Kann die DJK dem Meisterfavoriten ein Bein stellen?

Mit viel Mut muss die DJK Gmünd gegen den Tabellenersten SVK Beiertheim agieren. Foto: jps

Volleyball, Regionalliga, Frauen DJK Gmünd empfängt Beiertheim am Samstag (17 Uhr) in der Großsporthalle.

JAN-PHILIPP STROBEL

Im ersten Spiel der „Ballmania“ wartet auf die Volleyballerinnen der DJK Gmünd gleich ein echtes Topspiel. Der unangefochtetene Tabellenführer SVK Beiertheim kommt am Samstag um 17 Uhr die Gmünder Großsporthalle.

 

Die Karlsruherinnen sind dabei klarer Favorit, dennoch ist die DJK nicht chancenlos. Bereits im Hinspiel holten die Gmünderinnen in Karlsruhe einen Punkt beim 2:3, selbst mit dezimiertem Kader. „Im Rückspiel vor heimischem Publikum wollen wir daran anknüpfen“, so DJK-Trainer Andreas Moeller. Dennoch kommt mit Beiertheim ein ganz anderer Gegner als in den vergangenen Spielen, der: „ deutlich stabiler ist, schneller spielt und vor allem durch seine großen Spielerinnen im Block sehr stark auftritt“, bemerkt Moeller.

SVK könnte Meister werden

Ein Sieg ist für den SVK Beiertheim also Pflicht, um die Meisterschaft möglichst schnell erreichen zu können. Momentan steht der SVK mit 44 Punkten aus 16 Spielen auf dem ersten Tabellenplatz. Sieben Punkte dahinter steht Tübingen. Die Meisterschaft ist also noch nicht gesichert, mit einem Sieg würde Beiertheim aber einen riesigen Schritt Richtung Titel tätigen. Oder je nach Ergebnis des Verfolgers Tübingen (Heimspiel gegen TTV Dettingen/Teck) könnte der SVK mit einem Sieg in Schwäbisch Gmünd auch schon an diesem Spieltag den Titel sichern.

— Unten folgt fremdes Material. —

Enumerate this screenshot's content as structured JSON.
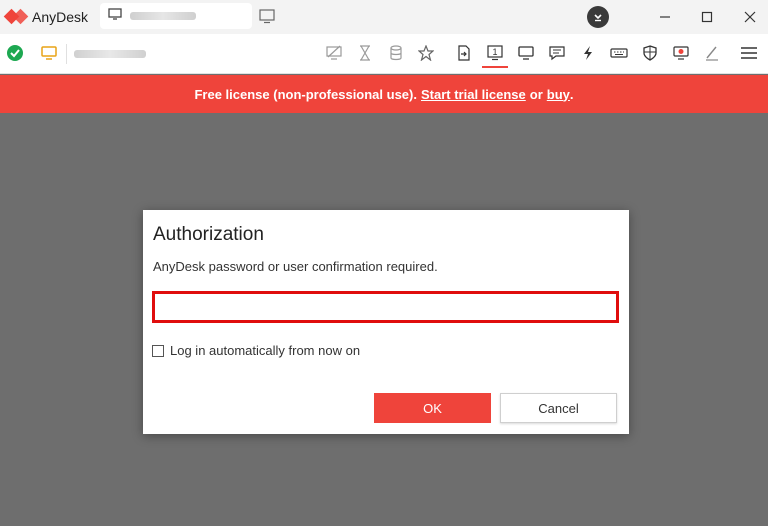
{
  "app": {
    "title": "AnyDesk"
  },
  "banner": {
    "prefix": "Free license (non-professional use).",
    "trial_link": "Start trial license",
    "or": "or",
    "buy_link": "buy",
    "suffix": "."
  },
  "dialog": {
    "title": "Authorization",
    "message": "AnyDesk password or user confirmation required.",
    "password_value": "",
    "auto_login_label": "Log in automatically from now on",
    "auto_login_checked": false,
    "ok_label": "OK",
    "cancel_label": "Cancel"
  },
  "colors": {
    "accent": "#ef443b",
    "input_border": "#e00d0d",
    "background": "#6e6e6e"
  },
  "icons": [
    "anydesk-logo-icon",
    "monitor-icon",
    "new-tab-icon",
    "download-icon",
    "minimize-icon",
    "maximize-icon",
    "close-icon",
    "connected-check-icon",
    "remote-monitor-icon",
    "privacy-icon",
    "hourglass-icon",
    "storage-icon",
    "favorite-icon",
    "file-transfer-icon",
    "display-1-icon",
    "screen-icon",
    "chat-icon",
    "actions-icon",
    "keyboard-icon",
    "shield-icon",
    "record-icon",
    "whiteboard-icon",
    "menu-icon"
  ]
}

Im Grunde ist es also nur eine Frage der Zeit, bis Beiertheim sich den Titel sichert. Die Beiertheimerinnen stehen aber dennoch in Zugzwang beim Tabellenfünften DJK Gmünd. Und das wollen die DJK-Volleyballerinnen ausnutzen: „Es ist ein Bonus für uns, dass wir frei aufspielen können. Wir wollen uns im Spitzenspiel zuhause dann bestmöglich präsentieren“, blickt Moeller voraus.

Vergangene Woche hatte der Trainer trotz Sieg ein paar kritische Worte an seine erfahrenen Spielerinnen, die sicherlich in der kommenden Partie noch wichtiger werden. „Vor allem die erfahrenen Spielerinnen müssen mehr Verantwortung übernehmen“, bemängelte Moeller, der gegen Ende der Saison zunehmend mehr auf die Jungen setzt.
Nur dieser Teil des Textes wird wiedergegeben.